Please confirm your agreement to be bound by the terms of the foregoing by executing a copy of this Transaction Supplement and returning it to us.

| | |

|By:____________________________________ |By:____________________________________ |

|Name: |Name: |

|Title: |Title: |

|Date: |Date: |

iTraxx® is a registered trade mark of International Index Company Limited.

iTraxx® is a trade mark of International Index Company Limited and has been licensed for the use by [Name of Customer]. International Index Company Limited does not approve, endorse or recommend [Name of Customer] or iTraxx® derivatives products.

iTraxx® derivatives products are derived from a source considered reliable, but neither International Index Company Limited nor any of its employees, suppliers, subcontractors and agents (together iTraxx Associates) guarantees the veracity, completeness or accuracy of iTraxx® derivatives products or other information furnished in connection with iTraxx® derivatives products. No representation, warranty or condition, express or implied, statutory or otherwise, as to condition, satisfactory quality, performance, or fitness for purpose are given or assumed by International Index Company Limited or any of the iTraxx Associates in respect of iTraxx® derivatives products or any data included in such iTraxx® derivatives products or the use by any person or entity of iTraxx® derivatives products or that data and all those representations, warranties and conditions are excluded save to the extent that such exclusion is prohibited by law.

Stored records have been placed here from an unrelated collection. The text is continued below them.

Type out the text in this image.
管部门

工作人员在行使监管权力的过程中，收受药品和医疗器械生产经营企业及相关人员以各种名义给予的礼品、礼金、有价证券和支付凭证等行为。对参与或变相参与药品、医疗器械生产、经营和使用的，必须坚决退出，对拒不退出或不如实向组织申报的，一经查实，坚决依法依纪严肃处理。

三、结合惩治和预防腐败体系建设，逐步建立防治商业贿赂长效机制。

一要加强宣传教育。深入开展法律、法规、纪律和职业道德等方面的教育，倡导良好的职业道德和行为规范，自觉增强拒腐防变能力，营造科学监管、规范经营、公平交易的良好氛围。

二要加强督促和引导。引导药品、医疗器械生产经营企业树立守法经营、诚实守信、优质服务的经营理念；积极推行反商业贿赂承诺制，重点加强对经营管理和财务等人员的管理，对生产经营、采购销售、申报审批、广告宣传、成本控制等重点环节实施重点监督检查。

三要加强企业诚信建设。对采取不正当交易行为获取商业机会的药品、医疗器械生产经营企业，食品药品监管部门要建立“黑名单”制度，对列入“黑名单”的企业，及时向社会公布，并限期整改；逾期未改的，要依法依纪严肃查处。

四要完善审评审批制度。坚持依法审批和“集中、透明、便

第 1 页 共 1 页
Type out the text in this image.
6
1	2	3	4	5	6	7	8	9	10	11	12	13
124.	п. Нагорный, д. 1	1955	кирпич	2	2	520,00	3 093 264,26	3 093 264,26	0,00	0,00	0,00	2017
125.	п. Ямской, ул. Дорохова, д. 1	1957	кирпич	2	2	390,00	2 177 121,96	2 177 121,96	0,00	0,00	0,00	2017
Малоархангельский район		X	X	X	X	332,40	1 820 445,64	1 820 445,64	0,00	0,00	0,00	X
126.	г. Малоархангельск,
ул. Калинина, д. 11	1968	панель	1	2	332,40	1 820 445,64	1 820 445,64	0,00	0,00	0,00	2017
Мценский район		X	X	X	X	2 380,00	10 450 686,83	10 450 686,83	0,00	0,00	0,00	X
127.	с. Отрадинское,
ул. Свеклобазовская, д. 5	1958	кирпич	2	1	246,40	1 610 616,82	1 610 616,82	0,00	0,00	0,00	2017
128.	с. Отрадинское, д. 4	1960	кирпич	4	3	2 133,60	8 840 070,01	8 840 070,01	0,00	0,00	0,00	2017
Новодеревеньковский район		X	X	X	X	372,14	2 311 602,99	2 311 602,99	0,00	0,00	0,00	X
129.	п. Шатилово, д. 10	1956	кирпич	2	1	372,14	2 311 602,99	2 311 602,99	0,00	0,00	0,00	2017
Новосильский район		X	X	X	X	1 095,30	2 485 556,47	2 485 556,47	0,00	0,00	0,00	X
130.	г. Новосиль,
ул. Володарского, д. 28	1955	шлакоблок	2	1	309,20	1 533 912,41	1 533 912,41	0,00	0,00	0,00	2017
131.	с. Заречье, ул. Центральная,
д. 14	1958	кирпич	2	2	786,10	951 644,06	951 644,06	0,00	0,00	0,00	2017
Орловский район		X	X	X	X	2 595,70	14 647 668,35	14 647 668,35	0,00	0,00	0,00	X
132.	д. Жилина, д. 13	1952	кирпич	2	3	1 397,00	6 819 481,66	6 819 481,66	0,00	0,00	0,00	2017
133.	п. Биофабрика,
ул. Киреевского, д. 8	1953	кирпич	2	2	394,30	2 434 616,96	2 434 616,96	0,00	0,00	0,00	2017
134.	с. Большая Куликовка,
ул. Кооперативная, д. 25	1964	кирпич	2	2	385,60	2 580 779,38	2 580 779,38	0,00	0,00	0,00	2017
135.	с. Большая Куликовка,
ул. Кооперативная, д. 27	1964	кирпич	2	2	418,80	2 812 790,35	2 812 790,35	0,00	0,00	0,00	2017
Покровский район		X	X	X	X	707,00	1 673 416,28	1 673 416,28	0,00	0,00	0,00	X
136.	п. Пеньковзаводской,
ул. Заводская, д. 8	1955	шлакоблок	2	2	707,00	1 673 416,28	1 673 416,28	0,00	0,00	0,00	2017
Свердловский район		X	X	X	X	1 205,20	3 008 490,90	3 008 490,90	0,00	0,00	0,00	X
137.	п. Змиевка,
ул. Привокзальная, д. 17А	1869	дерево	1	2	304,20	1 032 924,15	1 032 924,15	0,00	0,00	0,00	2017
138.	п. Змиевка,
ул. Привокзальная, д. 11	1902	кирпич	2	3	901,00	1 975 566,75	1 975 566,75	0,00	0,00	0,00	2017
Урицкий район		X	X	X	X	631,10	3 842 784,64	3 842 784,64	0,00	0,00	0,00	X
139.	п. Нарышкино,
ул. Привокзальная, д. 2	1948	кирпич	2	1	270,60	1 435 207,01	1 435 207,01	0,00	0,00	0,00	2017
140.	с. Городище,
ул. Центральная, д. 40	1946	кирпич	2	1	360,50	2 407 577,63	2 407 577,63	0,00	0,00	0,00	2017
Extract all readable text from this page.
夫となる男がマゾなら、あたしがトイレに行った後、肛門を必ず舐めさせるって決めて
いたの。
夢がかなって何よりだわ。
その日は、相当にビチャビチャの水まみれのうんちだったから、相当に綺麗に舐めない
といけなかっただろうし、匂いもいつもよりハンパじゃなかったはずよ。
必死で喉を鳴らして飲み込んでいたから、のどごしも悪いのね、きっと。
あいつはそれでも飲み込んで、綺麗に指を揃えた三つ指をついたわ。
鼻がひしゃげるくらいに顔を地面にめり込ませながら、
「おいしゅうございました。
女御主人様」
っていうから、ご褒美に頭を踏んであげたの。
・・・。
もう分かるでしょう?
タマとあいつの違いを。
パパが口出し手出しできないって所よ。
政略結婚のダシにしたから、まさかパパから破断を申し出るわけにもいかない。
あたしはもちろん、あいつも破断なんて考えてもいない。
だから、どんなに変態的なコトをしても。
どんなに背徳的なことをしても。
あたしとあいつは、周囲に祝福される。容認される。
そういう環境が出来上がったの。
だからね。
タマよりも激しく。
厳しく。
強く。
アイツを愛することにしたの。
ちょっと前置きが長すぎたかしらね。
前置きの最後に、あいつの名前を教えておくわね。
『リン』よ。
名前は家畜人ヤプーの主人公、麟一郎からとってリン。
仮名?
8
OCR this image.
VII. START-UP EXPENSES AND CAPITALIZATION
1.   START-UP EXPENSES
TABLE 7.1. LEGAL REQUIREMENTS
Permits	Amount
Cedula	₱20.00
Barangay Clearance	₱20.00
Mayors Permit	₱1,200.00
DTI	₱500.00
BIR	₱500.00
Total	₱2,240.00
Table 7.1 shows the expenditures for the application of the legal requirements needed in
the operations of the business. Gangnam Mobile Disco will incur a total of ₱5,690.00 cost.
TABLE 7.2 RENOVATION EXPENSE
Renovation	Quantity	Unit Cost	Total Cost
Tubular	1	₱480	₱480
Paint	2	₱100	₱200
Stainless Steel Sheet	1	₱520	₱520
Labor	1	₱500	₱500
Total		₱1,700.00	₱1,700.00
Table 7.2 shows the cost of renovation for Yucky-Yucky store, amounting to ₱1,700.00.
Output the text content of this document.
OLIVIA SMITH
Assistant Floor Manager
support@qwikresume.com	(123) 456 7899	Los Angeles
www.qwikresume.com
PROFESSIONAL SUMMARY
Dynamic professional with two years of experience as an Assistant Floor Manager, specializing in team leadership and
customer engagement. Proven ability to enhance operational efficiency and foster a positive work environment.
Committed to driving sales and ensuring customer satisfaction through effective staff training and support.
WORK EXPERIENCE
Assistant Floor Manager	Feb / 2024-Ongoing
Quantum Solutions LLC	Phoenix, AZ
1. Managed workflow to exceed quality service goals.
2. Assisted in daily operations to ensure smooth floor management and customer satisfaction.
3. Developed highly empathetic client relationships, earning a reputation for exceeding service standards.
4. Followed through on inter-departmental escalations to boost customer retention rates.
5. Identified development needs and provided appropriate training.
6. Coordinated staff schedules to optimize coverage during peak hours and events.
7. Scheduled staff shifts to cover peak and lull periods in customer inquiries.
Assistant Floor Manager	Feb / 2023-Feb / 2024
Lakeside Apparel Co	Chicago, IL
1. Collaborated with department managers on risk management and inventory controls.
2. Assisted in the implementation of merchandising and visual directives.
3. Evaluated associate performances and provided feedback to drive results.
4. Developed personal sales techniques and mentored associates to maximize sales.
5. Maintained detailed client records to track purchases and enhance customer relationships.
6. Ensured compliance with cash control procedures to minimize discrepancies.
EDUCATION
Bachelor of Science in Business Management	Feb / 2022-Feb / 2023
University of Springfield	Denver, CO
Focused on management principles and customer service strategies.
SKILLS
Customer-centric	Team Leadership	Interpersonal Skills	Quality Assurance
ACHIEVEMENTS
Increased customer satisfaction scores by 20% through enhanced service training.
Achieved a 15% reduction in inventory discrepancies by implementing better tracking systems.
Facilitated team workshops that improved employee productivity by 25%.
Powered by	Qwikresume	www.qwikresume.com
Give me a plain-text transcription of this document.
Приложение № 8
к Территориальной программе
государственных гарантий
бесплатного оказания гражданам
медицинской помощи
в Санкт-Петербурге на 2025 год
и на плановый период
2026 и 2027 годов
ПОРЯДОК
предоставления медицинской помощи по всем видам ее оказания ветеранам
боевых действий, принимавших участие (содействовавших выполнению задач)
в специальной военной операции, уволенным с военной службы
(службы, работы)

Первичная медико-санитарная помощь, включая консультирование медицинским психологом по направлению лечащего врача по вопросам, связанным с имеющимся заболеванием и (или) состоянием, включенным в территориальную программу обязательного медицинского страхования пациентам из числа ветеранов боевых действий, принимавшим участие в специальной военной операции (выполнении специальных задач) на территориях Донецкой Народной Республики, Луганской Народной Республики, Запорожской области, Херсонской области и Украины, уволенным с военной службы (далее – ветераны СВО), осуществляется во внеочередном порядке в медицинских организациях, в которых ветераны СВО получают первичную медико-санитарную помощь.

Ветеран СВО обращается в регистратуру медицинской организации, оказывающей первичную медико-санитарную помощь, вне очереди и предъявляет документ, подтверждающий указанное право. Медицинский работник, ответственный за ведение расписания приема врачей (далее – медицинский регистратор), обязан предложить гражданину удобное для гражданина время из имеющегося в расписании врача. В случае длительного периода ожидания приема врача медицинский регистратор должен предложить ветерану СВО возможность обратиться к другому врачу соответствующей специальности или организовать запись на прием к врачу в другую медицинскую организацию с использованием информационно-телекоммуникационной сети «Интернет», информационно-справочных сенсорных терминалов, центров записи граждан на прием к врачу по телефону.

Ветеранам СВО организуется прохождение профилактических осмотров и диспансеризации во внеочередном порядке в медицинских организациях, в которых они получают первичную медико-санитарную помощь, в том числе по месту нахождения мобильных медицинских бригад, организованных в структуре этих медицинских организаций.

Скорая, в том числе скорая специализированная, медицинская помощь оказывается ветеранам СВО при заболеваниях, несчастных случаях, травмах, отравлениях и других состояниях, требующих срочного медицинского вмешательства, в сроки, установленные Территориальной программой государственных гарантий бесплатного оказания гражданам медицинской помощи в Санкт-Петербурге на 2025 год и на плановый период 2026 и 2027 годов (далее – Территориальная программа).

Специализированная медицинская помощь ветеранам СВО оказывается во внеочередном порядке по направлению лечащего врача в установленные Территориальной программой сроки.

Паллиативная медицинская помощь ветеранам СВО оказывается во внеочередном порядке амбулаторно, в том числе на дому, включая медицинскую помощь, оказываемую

None of International Index Company Limited nor any of the iTraxx Associates shall have any liability or responsibility to any person or entity for any loss, damages, costs, charges, expenses or other liabilities whether caused by the negligence of International Index Company Limited or any of the iTraxx Associates or otherwise, arising in connection with the use of iTraxx® derivatives products or the iTraxx® indices.